Ence is investing €127 million in boosting its competitiveness and regenerating profits

  • Ence’s adjusted EBITDA totalled €24.6 million in the first semester.
  • Net loss for the period – without considering the non-recurring write-offs as a result of the electricity reform – was €16.2 million vis-à-vis the losses of €14.8 million reported in the first quarter of 2014.

  • In the semester, Ence reported non-recurring losses of €32.4 million for write-offs arising from the new electricity regulation. Net loss for the period was €48.6 million.

  • After the write-offs recognised and the plan deployed by the Company to reduce operating costs and reinforce competitiveness, Ence considers that the fall in profits has bottomed out.

  • The Company brought forward by six months the start-up of its Merida 20 MW biomass generation plant, whose forecast annual EBITDA amounted to €7 million.

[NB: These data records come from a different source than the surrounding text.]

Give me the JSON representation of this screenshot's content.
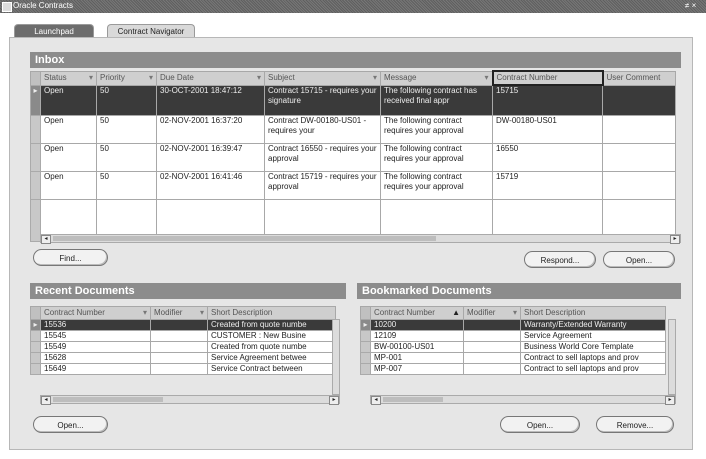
{
  "window": {
    "title": "Oracle Contracts",
    "controls": "≠ ×"
  },
  "tabs": [
    {
      "label": "Launchpad"
    },
    {
      "label": "Contract Navigator"
    }
  ],
  "inbox": {
    "title": "Inbox",
    "columns": [
      "Status",
      "Priority",
      "Due Date",
      "Subject",
      "Message",
      "Contract Number",
      "User Comment"
    ],
    "rows": [
      {
        "status": "Open",
        "priority": "50",
        "due": "30-OCT-2001 18:47:12",
        "subject": "Contract 15715 - requires your signature",
        "message": "The following contract has received final appr",
        "number": "15715",
        "comment": ""
      },
      {
        "status": "Open",
        "priority": "50",
        "due": "02-NOV-2001 16:37:20",
        "subject": "Contract DW-00180-US01 - requires your",
        "message": "The following contract requires your approval",
        "number": "DW-00180-US01",
        "comment": ""
      },
      {
        "status": "Open",
        "priority": "50",
        "due": "02-NOV-2001 16:39:47",
        "subject": "Contract 16550 - requires your approval",
        "message": "The following contract requires your approval",
        "number": "16550",
        "comment": ""
      },
      {
        "status": "Open",
        "priority": "50",
        "due": "02-NOV-2001 16:41:46",
        "subject": "Contract 15719 - requires your approval",
        "message": "The following contract requires your approval",
        "number": "15719",
        "comment": ""
      }
    ],
    "find_label": "Find...",
    "respond_label": "Respond...",
    "open_label": "Open..."
  },
  "recent": {
    "title": "Recent Documents",
    "columns": [
      "Contract Number",
      "Modifier",
      "Short Description"
    ],
    "rows": [
      {
        "number": "15536",
        "modifier": "",
        "desc": "Created from quote numbe"
      },
      {
        "number": "15545",
        "modifier": "",
        "desc": "CUSTOMER : New Busine"
      },
      {
        "number": "15549",
        "modifier": "",
        "desc": "Created from quote numbe"
      },
      {
        "number": "15628",
        "modifier": "",
        "desc": "Service Agreement betwee"
      },
      {
        "number": "15649",
        "modifier": "",
        "desc": "Service Contract between"
      }
    ],
    "open_label": "Open..."
  },
  "bookmarked": {
    "title": "Bookmarked Documents",
    "columns": [
      "Contract Number",
      "Modifier",
      "Short Description"
    ],
    "rows": [
      {
        "number": "10200",
        "modifier": "",
        "desc": "Warranty/Extended Warranty"
      },
      {
        "number": "12109",
        "modifier": "",
        "desc": "Service Agreement"
      },
      {
        "number": "BW-00100-US01",
        "modifier": "",
        "desc": "Business World Core Template"
      },
      {
        "number": "MP-001",
        "modifier": "",
        "desc": "Contract to sell laptops and prov"
      },
      {
        "number": "MP-007",
        "modifier": "",
        "desc": "Contract to sell laptops and prov"
      }
    ],
    "open_label": "Open...",
    "remove_label": "Remove..."
  }
}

30 July 2014.- In the first semester of the year, Ence – Energía y Celulosa absorbed net non-recurring losses of €32.4 million as a result of the entry into force of the electricity reform with retroactive effect. In this connection, the Company recognised write-offs for asset impairment amounting to €32 million and reduced sales of €6.1 million in 2013. Net of this non-recurring impact, losses for the semester amounted to €16.2 million vis-à-vis the loss of €14.8 million reported in the first quarter of 2014.

The impact of the electricity reform, the abnormally low wholesale electricity market prices until May and the reduction in pulp sales generated net losses for Ence of €48.6 million in the first semester as compared with profit of €30.3 million in the first half of last year.

Ignacio de Colmenares, Vice-Chairman and CEO of Ence, stated that “our recovery plan has already begun to yield results. The cost reduction measures and investments implemented will enable us to increase our EBITDA by €79 million between 2014 and 2015, to €169 million in 2016, thereby recovering the level of profits prior to the change in electricity regulations.”

In this connection, Ence implemented a significant part of the cost saving measures and the efficiency improvement investments envisaged in its 2014-2016 Competitiveness Recovery Plan, which envisages investment of €127 million.

Ence’s electricity sales fell 44% on the first semester of this year, representing a reduction in earnings of €55 million. The elimination of the bonus, the reduction of premiums for cogeneration and renewable energy facilities and the low pool prices until May explain this fall.

Pulp sales are down 15% as a consequence of the decline in production and in volumes sold, and of the reduction of 11% in selling prices due to a fall in prices of 5% in dollars/ton and a 4% depreciation of the dollar.

Adjusted EBITDA stood at €24.6 million vis-à-vis the €98.2 million in the first semester 2013. Corporate net financial debt stood at €125 million in the first semester after absorbing the investments in the Merida plant. The debt without recourse ratio with respect to EBITDA in the last twelve months was 2.6.

It is necessary to highlight the entry into service of the Merida 20 MW biomass plant six month’s in advance of the forecast schedule, and which came into line on 31 March. This facility will contribute an annual estimated EBITDA of €7 million with production of 130 million kWh/year.